Unilever PLC
18 December 2002
Release: Immediate
UNILEVER TELECONFERENCE PRESENTATION
The following is the presentation text for the Unilever pre-close
teleconference, given by Howard Green, head of investor relations, at 1400 hrs
GMT today (December 18, 2002).
The purpose of this teleconference is to update the market on the progress of
our business and is a precursor to our 'close' period, ahead of the full year
and fourth quarter results announcement on February 13, 2003.
I would remind you that this update is based on the first two months of trading
in the quarter. Comments on EPS and operating margin are made on a before
exceptional items and goodwill amortisation basis.
Let me start by saying that we continue to be comfortable with the achievement
of our targets for the full year of EPS growth in the 'high-teens' and growth of
our leading brands being within the 4.5 to 5% range.
The EPS growth is driven by expansion of operating margin which will be around
15% for the year, an advance of over 100 bps compared to 2001, and lower
interest reflecting the benefits of strong cash flow and the proceeds of
disposals.
In terms of the top line we expect growth of the leading brands to be some 6% in
the quarter putting us comfortably in the 4.5 to 5% growth range for the year.
Underlying sales growth is expected to be in the range of 5 to 5.5% for the
quarter giving 3.5 to 4% for the full year.
The net of acquisitions and disposals will be to reduce sales in the fourth
quarter by the equivalent of some €700 million, giving reported sales at around
last year's level.
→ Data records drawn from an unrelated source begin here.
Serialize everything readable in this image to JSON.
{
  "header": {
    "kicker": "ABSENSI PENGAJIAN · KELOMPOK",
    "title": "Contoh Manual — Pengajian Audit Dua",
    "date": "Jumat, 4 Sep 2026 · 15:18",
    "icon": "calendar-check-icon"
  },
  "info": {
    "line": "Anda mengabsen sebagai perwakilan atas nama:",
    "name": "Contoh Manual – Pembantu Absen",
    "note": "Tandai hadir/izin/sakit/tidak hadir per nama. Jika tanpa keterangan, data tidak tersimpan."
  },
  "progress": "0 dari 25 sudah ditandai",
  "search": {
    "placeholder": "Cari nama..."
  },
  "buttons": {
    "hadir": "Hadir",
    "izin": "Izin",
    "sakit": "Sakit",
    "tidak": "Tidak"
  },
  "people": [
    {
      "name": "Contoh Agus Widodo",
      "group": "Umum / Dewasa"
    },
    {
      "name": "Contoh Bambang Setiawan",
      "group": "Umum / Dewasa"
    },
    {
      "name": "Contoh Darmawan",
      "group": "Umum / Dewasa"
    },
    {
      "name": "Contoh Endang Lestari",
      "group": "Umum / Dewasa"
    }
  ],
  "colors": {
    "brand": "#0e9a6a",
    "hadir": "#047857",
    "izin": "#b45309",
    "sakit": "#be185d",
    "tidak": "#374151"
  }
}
The operating profit dilution from the net of acquisitions
and disposals is expected to be the equivalent of €90 million for the fourth
quarter.
Turning now to the other elements of the full year's profit and loss account.
Associated costs are expected to be around €220 million.
Goodwill amortisation is estimated to be €1380 million for the full year.
Net interest is estimated at €1280 million for the full year.
Restructuring exceptional items, pre-tax, are expected to be between €1.1 and
1.2 billion for the full year.
Including the effect of the Q3 release of prior year tax provisions we expect
the underlying tax rate for the year to be around 32%.
The number of shares for calculating the full year EPS is 978 million NV
equivalent share units or 6.52 billion if you take the PLC equivalent share
units.
Let me summarise.
We continue to be on track to deliver our full year targets and we have good
momentum which is broad based across our business. We see good growth in our
leading brands with our savings programmes providing the fuel for increased
levels of advertising and promotion and also for expansion of operating margin.
We are finishing the year strongly.
-o0o-
December 18, 2002
SAFE HARBOUR STATEMENT: This presentation may contain forward-looking statements
(within the meaning of the U.S. Private Securities Litigation Reform Act 1995)
based on our best current information and what we believe to be reasonable
assumptions about anticipated developments. Words such as 'expects',
'anticipates', 'intends' and other similar expressions are intended to identify
such forward looking-statements. Because of the risks and uncertainties that
always exist in any operating environment or business we cannot give any
assurance that the expectations reflected in these statements will prove
correct. Actual results and developments may differ materially depending upon,
among other factors, currency values, competitive pricing, consumption levels,
costs, environmental risks, physical risks, risks related to the integration of
acquisitions, legislative, fiscal and regulatory developments and political and
social conditions in the economies and environments where Unilever operates.
Further details of these potential risks and uncertainties are given in the
Unilever Annual Report and Accounts and Form 20-F. You are cautioned not to
place undue reliance on these forward-looking statements.